Note also that I speak for a "we," not an "I." Just look around you for a moment. Every facet of our modern lives reveals the breakdown of the myth of sensitivity. Even the most staunchly mainstream entertainers and theorists have recognized the growing revolt of the American Half-Man. The establishment has caught on to the dissolution of the late 20th century's legacy of BS, in the form of Brad Pitts, Tom Cruises, and Kevin Spaceys swaggering across the big screen. A new epoch has fallen upon us, but a rebellion is forming against it.

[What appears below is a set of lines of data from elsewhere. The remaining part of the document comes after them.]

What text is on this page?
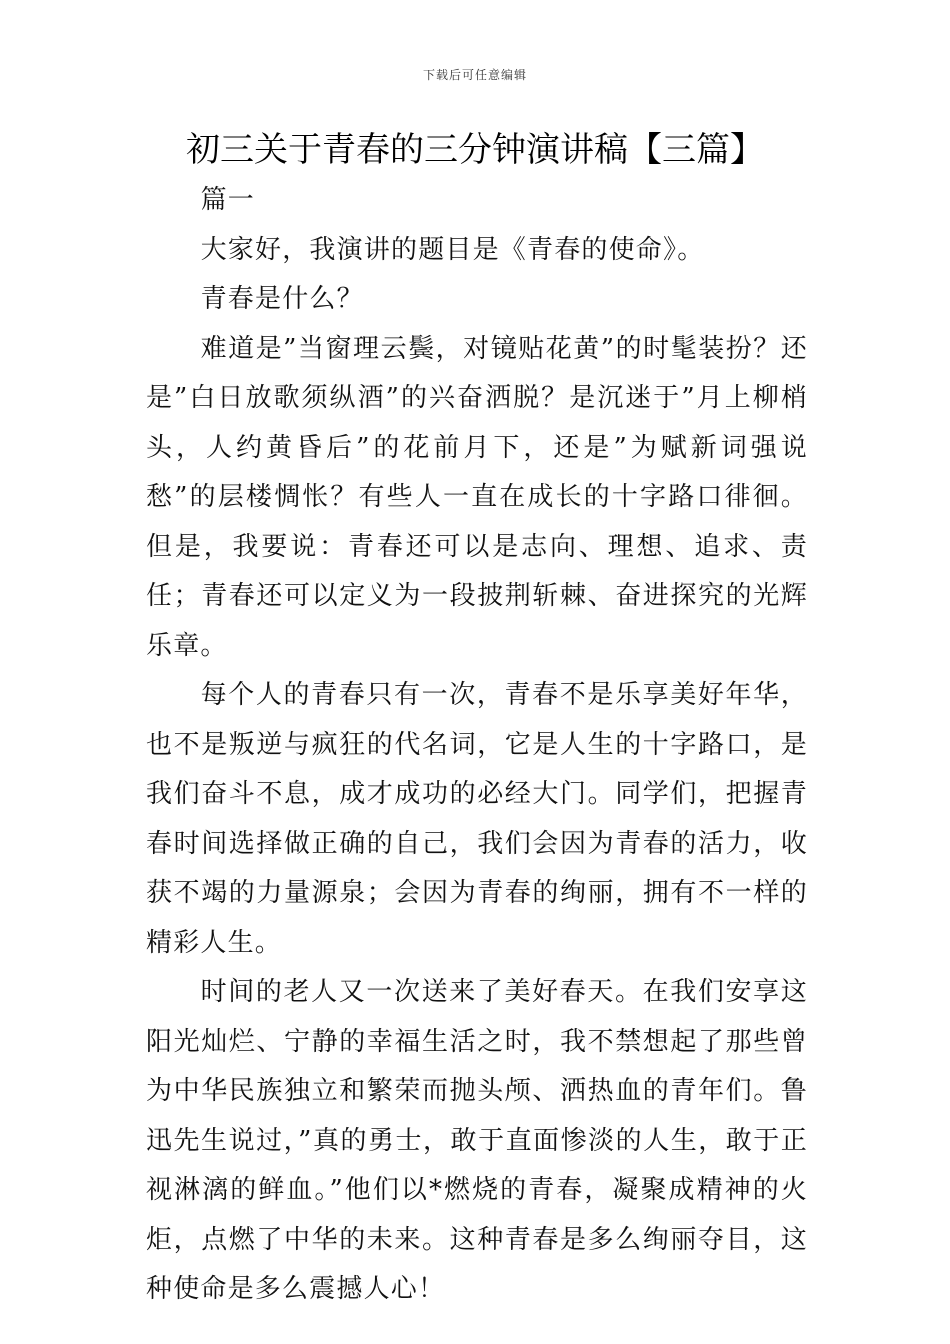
下载后可任意编辑
初三关于青春的三分钟演讲稿【三篇】

篇一

大家好，我演讲的题目是《青春的使命》。

青春是什么？

难道是”当窗理云鬓，对镜贴花黄”的时髦装扮？还是”白日放歌须纵酒”的兴奋洒脱？是沉迷于”月上柳梢头，人约黄昏后”的花前月下，还是”为赋新词强说愁”的层楼惆怅？有些人一直在成长的十字路口徘徊。但是，我要说：青春还可以是志向、理想、追求、责任；青春还可以定义为一段披荆斩棘、奋进探究的光辉乐章。

每个人的青春只有一次，青春不是乐享美好年华，也不是叛逆与疯狂的代名词，它是人生的十字路口，是我们奋斗不息，成才成功的必经大门。同学们，把握青春时间选择做正确的自己，我们会因为青春的活力，收获不竭的力量源泉；会因为青春的绚丽，拥有不一样的精彩人生。

时间的老人又一次送来了美好春天。在我们安享这阳光灿烂、宁静的幸福生活之时，我不禁想起了那些曾为中华民族独立和繁荣而抛头颅、洒热血的青年们。鲁迅先生说过，”真的勇士，敢于直面惨淡的人生，敢于正视淋漓的鲜血。”他们以*燃烧的青春，凝聚成精神的火炬，点燃了中华的未来。这种青春是多么绚丽夺目，这种使命是多么震撼人心！
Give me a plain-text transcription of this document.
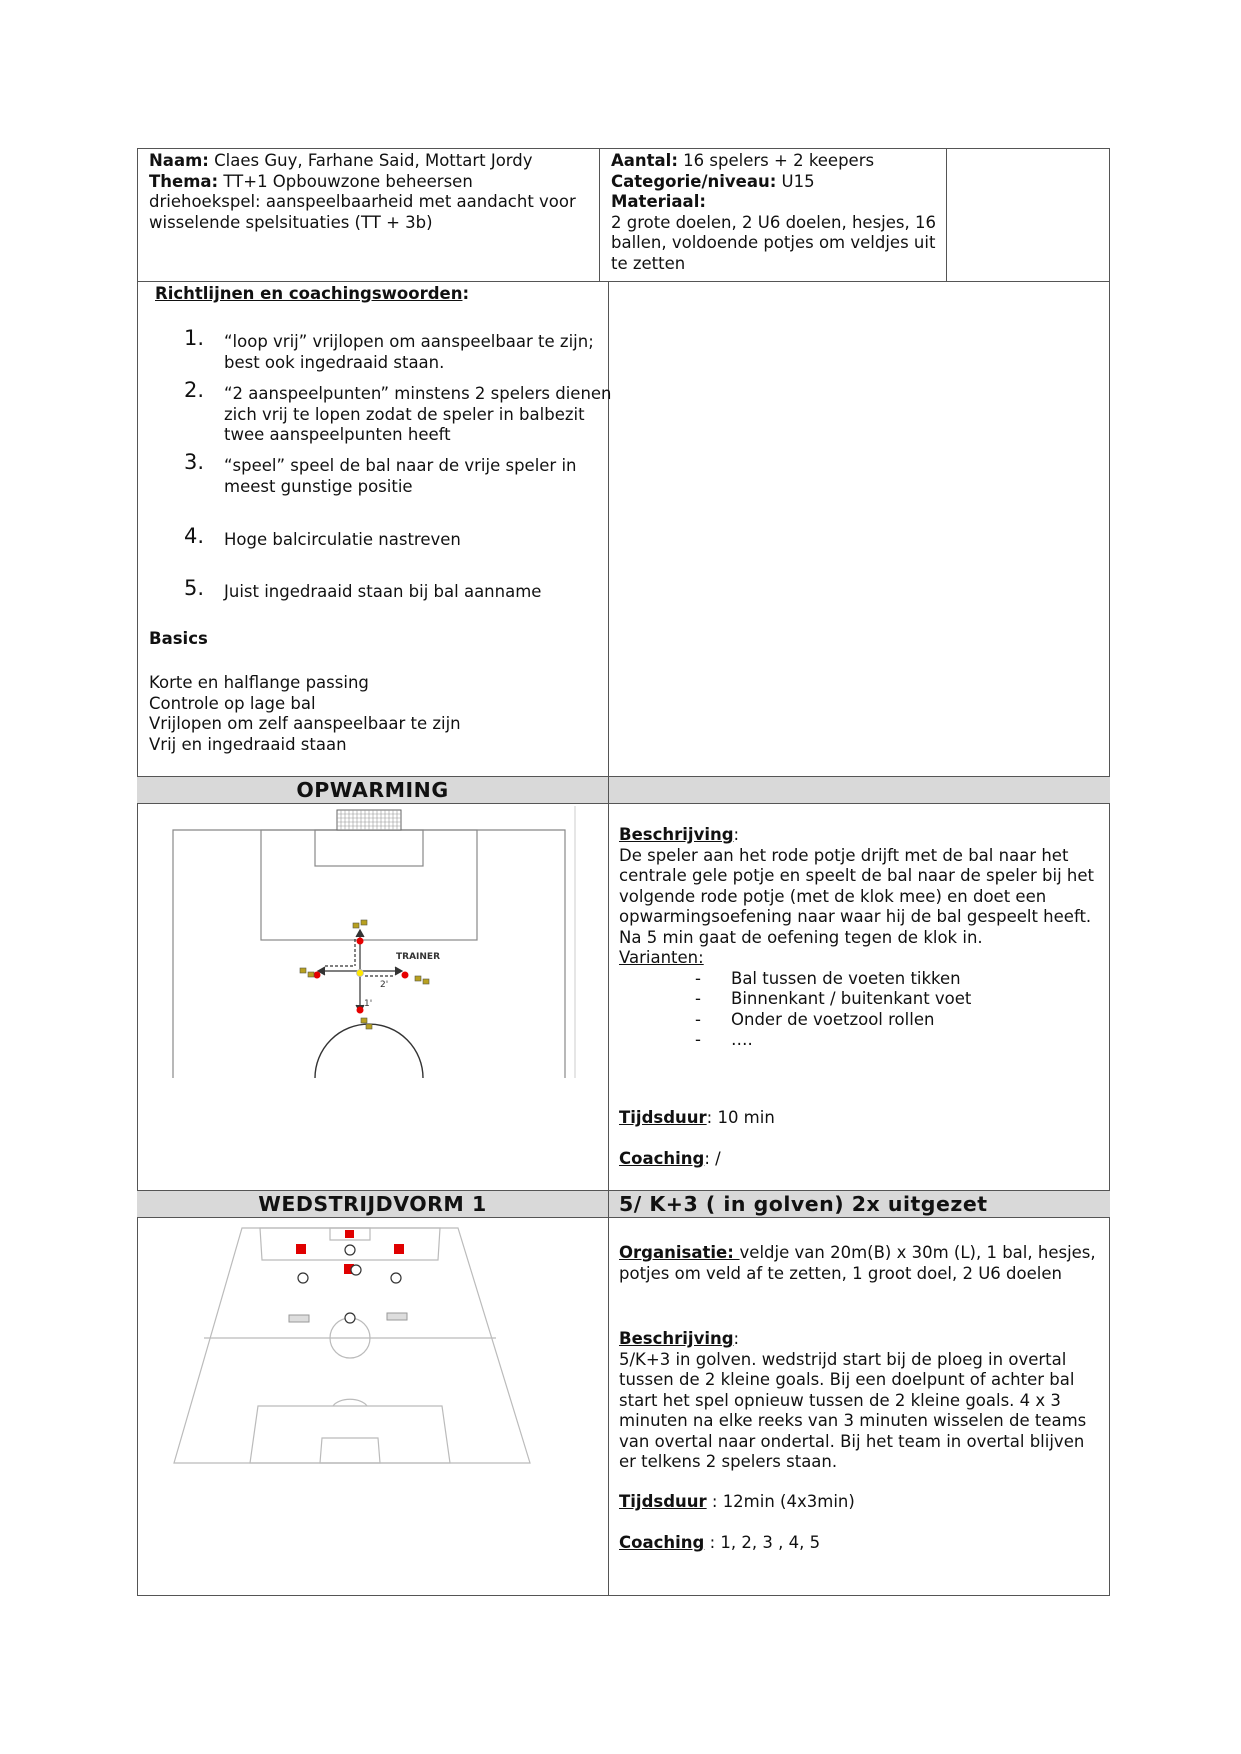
Naam: Claes Guy, Farhane Said, Mottart Jordy
Thema: TT+1 Opbouwzone beheersen driehoekspel: aanspeelbaarheid met aandacht voor wisselende spelsituaties (TT + 3b)
Aantal: 16 spelers + 2 keepers
Categorie/niveau: U15
Materiaal:
2 grote doelen, 2 U6 doelen, hesjes, 16 ballen, voldoende potjes om veldjes uit te zetten
Richtlijnen en coachingswoorden:
1. “loop vrij” vrijlopen om aanspeelbaar te zijn; best ook ingedraaid staan.
2. “2 aanspeelpunten” minstens 2 spelers dienen zich vrij te lopen zodat de speler in balbezit twee aanspeelpunten heeft
3. “speel” speel de bal naar de vrije speler in meest gunstige positie
4. Hoge balcirculatie nastreven
5. Juist ingedraaid staan bij bal aanname
Basics
Korte en halflange passing
Controle op lage bal
Vrijlopen om zelf aanspeelbaar te zijn
Vrij en ingedraaid staan
OPWARMING
TRAINER
2'
1'
Beschrijving:
De speler aan het rode potje drijft met de bal naar het centrale gele potje en speelt de bal naar de speler bij het volgende rode potje (met de klok mee) en doet een opwarmingsoefening naar waar hij de bal gespeelt heeft. Na 5 min gaat de oefening tegen de klok in.
Varianten:
- Bal tussen de voeten tikken
- Binnenkant / buitenkant voet
- Onder de voetzool rollen
- ….
Tijdsduur: 10 min
Coaching: /
WEDSTRIJDVORM 1	5/ K+3 ( in golven) 2x uitgezet
Organisatie: veldje van 20m(B) x 30m (L), 1 bal, hesjes, potjes om veld af te zetten, 1 groot doel, 2 U6 doelen
Beschrijving:
5/K+3 in golven. wedstrijd start bij de ploeg in overtal tussen de 2 kleine goals. Bij een doelpunt of achter bal start het spel opnieuw tussen de 2 kleine goals. 4 x 3 minuten na elke reeks van 3 minuten wisselen de teams van overtal naar ondertal. Bij het team in overtal blijven er telkens 2 spelers staan.
Tijdsduur : 12min (4x3min)
Coaching : 1, 2, 3 , 4, 5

But to what end? How do we greet this Tarzan, this Ice-Man, this primeval monster as he awakens from decades of unwilling hibernation? What on Earth can we do to allow the American Male the freedom he needs to live without dooming ourselves to a legacy of paternalistic anarchy?

I do not have the solution. I'm not sure that anyone does. I only know that the problem is there. We have attempted to pacify the need for rage and blood that has defined Man for almost half a century. To let it run rampant is insane. But ignoring it may prove more dangerous by far.

I am not the future leader of some Y-dominance movement. I am not even a "guy's guy." I'm a vegetarian. I'm an actor. I like Pokémon and Harry Potter. But I feel something. A pull I cannot describe. A desire to fight. To defend. If someone insults a girl I'm with, if some hotshot shoves me around at a party, if some jerk makes a nasty comment to my sister as we walk down the street, I want to know that I can take that guy down. I want the right to make that sonofabitch bleed. It's part of what makes me a Man. We can ignore it, we can pacify it, we can discuss it in a therapy group as much as you like. But it will not go away.

Scott Peterman is a sophomore in Jonathan Edwards.